In order to make the model more accurate, the doc2vec technology introduced is compared with the model. Doc2vec’s text vector dimension is also 100. After quantifying the news text, it is processed with the model based on keywords and word vectors as common features. The results are shown in Figure 7. The numbers 0, 1, 2, 3, and 4 in the figure represent real estate business, political policy, film and television, sports, and science and technology, respectively.

News in the same field are also closer in the model. After obtaining the text vector characteristics of each news through doc2vec, test doc2vec with the same test method. Select a news about real estate risk, use cosine similarity to calculate the most similar 10 news, and calculate the probability of belonging to the same kind of news [26]. The experiment repeats the average values of 500 and 1000 times. The experiment sets the super parameters of vector dimension, the super parameter value is 50 to 300, and the recommended effect data are obtained as shown in Figure 8.
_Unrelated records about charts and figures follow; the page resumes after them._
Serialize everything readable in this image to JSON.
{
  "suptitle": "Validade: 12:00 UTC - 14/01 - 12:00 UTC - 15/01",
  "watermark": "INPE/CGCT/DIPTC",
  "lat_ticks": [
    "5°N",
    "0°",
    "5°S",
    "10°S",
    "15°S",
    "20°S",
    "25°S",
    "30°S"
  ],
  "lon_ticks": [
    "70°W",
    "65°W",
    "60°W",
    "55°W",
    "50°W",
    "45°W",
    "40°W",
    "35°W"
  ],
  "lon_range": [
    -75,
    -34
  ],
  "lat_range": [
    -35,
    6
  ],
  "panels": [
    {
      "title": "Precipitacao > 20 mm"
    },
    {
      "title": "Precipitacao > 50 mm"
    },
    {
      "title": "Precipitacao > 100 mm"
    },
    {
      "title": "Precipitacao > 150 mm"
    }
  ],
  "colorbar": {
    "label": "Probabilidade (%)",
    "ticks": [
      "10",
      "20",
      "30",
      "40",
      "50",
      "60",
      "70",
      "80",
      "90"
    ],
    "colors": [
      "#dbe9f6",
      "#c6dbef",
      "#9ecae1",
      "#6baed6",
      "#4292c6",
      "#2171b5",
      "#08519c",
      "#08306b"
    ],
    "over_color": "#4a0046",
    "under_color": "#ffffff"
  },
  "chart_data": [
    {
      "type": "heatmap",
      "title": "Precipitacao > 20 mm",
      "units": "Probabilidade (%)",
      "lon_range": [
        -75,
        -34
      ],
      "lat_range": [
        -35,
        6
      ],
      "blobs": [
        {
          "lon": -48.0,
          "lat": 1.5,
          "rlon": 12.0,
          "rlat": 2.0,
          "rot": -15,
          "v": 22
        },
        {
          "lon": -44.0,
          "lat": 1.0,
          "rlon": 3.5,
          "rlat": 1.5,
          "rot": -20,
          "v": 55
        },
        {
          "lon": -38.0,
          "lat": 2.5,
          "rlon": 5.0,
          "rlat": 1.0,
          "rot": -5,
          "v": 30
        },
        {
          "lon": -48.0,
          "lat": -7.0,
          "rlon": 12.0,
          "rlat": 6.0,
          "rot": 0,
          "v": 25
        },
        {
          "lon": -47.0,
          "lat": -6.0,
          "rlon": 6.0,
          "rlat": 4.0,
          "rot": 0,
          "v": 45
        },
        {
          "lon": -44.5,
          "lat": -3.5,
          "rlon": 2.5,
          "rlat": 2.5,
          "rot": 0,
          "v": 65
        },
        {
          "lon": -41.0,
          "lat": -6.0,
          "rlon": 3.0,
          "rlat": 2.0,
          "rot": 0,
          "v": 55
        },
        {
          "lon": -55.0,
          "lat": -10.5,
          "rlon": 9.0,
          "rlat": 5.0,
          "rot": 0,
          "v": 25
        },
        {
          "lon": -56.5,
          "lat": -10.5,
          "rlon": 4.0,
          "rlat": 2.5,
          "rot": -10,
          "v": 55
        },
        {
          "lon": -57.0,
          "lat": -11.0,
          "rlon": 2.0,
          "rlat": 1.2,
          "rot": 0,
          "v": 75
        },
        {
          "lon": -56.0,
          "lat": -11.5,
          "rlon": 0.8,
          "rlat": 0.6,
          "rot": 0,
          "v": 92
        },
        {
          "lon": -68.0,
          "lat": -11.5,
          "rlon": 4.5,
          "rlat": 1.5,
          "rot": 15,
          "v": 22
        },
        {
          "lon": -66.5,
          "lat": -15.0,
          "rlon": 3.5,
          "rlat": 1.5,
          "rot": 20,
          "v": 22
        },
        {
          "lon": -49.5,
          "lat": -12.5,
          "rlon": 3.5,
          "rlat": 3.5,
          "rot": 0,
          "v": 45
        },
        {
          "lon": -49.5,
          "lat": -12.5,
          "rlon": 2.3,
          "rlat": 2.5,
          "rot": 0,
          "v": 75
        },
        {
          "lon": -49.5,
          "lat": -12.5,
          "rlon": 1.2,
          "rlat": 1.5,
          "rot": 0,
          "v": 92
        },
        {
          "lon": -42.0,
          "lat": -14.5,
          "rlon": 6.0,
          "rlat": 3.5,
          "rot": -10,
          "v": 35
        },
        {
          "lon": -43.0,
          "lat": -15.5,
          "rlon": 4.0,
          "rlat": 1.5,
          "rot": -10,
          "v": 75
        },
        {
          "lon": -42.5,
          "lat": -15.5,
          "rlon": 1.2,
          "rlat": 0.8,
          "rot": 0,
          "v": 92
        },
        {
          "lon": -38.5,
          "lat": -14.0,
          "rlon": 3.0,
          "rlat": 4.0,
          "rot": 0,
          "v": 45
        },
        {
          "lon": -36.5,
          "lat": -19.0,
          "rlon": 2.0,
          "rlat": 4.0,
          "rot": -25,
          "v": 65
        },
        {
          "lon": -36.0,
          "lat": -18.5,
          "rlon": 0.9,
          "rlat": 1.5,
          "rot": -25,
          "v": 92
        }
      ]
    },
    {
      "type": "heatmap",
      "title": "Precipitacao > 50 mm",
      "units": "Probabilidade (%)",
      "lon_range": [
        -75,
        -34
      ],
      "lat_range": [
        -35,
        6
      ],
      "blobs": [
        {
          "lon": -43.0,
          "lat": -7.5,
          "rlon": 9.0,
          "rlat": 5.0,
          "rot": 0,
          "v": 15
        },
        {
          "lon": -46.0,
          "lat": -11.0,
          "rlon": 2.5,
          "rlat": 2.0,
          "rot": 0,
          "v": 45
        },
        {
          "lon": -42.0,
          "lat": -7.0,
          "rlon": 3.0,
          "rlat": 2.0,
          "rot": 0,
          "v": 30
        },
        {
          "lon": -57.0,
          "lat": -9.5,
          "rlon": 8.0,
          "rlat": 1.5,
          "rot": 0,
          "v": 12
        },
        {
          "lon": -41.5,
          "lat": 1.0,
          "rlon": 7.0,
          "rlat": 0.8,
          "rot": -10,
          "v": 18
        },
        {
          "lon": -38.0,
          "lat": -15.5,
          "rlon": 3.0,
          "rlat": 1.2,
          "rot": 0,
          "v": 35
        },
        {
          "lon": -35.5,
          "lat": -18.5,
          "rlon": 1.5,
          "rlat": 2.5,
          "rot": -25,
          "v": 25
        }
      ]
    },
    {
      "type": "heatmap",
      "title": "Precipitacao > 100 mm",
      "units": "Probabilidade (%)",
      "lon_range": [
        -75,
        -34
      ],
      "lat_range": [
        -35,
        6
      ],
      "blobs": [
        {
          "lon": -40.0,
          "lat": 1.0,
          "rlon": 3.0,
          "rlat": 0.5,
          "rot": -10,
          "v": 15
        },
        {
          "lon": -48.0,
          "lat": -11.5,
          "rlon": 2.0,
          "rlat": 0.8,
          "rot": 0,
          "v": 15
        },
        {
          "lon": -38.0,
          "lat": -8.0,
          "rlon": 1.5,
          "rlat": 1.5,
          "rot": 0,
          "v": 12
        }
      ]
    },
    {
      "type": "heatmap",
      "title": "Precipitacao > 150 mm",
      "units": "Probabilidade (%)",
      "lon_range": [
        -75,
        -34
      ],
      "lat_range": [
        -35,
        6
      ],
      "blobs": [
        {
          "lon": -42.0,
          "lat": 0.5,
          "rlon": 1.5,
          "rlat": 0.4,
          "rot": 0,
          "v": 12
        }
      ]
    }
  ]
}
According to the results shown in Figure 8, the effect is the best when the dimension of hyperparametric text vector is 50, which is far from the proposed method in which keywords and word vectors are common features [27]. It may be that too little data leads to insufficient training of doc2vec model and affects the accuracy. At the same time, it indicates that the method based on the common features of keywords and word vectors also has significant effect in terms of less data. Comparing the four experimental results of selected keywords, word vector weighting, combination of keyword and word vector weighting, and doc2vec, Figure 9 is obtained [28]. The combination of clear keywords and word vector weighting has the best recommendation effect.

5. Conclusion

The experiment obtains relevant news data by mining news keywords, and makes an early warning effect on the development of the real estate market. In the experiment, a model based on neural network is proposed, in which keywords and word vectors are used as text features, and its performance is compared with other neural network models. The results show that the neural network model based only on keywords, the neural network model based only on word vectors, and the neural network model combined with keywords and word vectors all affect the recommendation effect due to different super parameters. When the super parameters reach a certain value, the recommendation effect is gradually stable. When the number of super parameter keywords in the model is about 20, the recommendation effect of the three models is also gradually stable. When the hyperparametric trade-off value is 0, that is, when the keyword is used as the feature vector, the recommendation effect of the model is 88.61%. When only the word vector is used as the text vector model, that is, the hyperparametric trade-off value is 1, and the recommendation accuracy of the model is 75.35%. When the keyword and word vector are combined and the ratio reaches a certain value, the recommendation accuracy of the model is as high as 91%, which is much better than other models. However, the lack of hyperparametric samples leads to the inaccuracy of the comparative experiment. Therefore, there are still great deficiencies in the research. In the follow-up work, we need to further optimize the network structure and improve the accuracy of news recommendations.

Data Availability

The data used to support the findings of this study are available from the corresponding author upon request.

Conflicts of Interest

The author declares that there are no conflicts of interest.